Si le cynique grec, au milieu d’une ville,
N’en peut trouver un seul entre plus de dix mille,
Tenant en plain midy la lanterne en sa main,
Je pense qu’il faudroit une torche bien claire
En ce temps corrompu, et se pourroit bien faire
Qu’on despendroit le temps et la lumière en vain.

Car vrayment c’est l’esprit et ceste ame divine,
Recognoissant du ciel sa première origine,
Qui fait le vertueux du nom d’homme appeller,
Et non pas celuy-là qui seulement s’arreste
Au corruptible corps, commun à toute beste
Qui vit dessous les eaux, sur la terre ou en l’air.

Il seroit donc besoin de grande prevoyance
Ains que faire un accord d’une telle importance,
Qui ne peut seulement que par mort prendre fin,
Attendu pour certain que ce n’est chose aisée,
À quelque homme que soit une femme espouzée,
De la voir sans ennuy, sans peine et sans chagrin.

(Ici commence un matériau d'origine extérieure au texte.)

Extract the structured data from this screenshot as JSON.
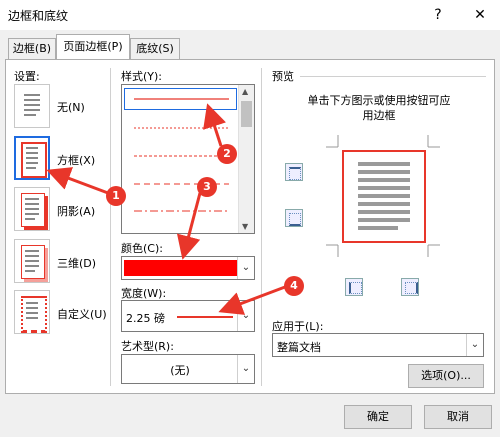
{
  "window": {
    "title": "边框和底纹",
    "help_label": "?",
    "close_label": "✕"
  },
  "tabs": [
    {
      "label": "边框(B)"
    },
    {
      "label": "页面边框(P)"
    },
    {
      "label": "底纹(S)"
    }
  ],
  "settings": {
    "heading": "设置:",
    "items": [
      {
        "label": "无(N)"
      },
      {
        "label": "方框(X)"
      },
      {
        "label": "阴影(A)"
      },
      {
        "label": "三维(D)"
      },
      {
        "label": "自定义(U)"
      }
    ]
  },
  "style": {
    "label": "样式(Y):"
  },
  "color": {
    "label": "颜色(C):",
    "value_color": "#ff0000"
  },
  "width": {
    "label": "宽度(W):",
    "value": "2.25 磅"
  },
  "art": {
    "label": "艺术型(R):",
    "value": "(无)"
  },
  "preview": {
    "heading": "预览",
    "hint_line1": "单击下方图示或使用按钮可应",
    "hint_line2": "用边框",
    "border_color": "#e8362a"
  },
  "apply_to": {
    "label": "应用于(L):",
    "value": "整篇文档"
  },
  "options_button": "选项(O)...",
  "ok_button": "确定",
  "cancel_button": "取消",
  "callouts": [
    "1",
    "2",
    "3",
    "4"
  ],
  "accent_red": "#e8362a"
}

S’elle en espouse un jeune, en plaisirs et liesse,
En delices et jeux passera sa jeunesse,
Despendra son argent sans qu’il amasse rien.
Bien que sa femme soit assez gentille et belle,
Si aura-il tousjours quelque amie nouvelle,
Et sera reputé des plus hommes de bien.

Car c’est par ce moyen que l’humaine folie
A du grand Jupiter la puissance establie,
Pour ce que, mesprisant sa Junon aux beaux yeux,
Sans esclaver5 son cœur sous le joug d’hymenée,
Suivant sa volonté lasche et desordonnée,
Il sema ses amours en mille et mille lieux.

Et quoy ! voyons-nous pas qu’ils confessent eux-mesmes,
Si l’on se sent espris de quelque amour extrême,
Pour en estre delivre il se faut marier,
Puis, sans avoir esgard à serment ny promesses,
Faire ensemble l’amour à diverses maistresses,
Et non en un endroit sa volonté fier.

Si c’est quelque pauvre homme, helas ! qui pourroit dire
La honte, le mespris, le chagrin, le martyre
Qu’en son pauvre mesnage il luy faut endurer !
Elle seulle entretient sa petite famille,
Eslève ses enfans, les nourrit, les habille,
Contre-gardant son bien pour le faire durer.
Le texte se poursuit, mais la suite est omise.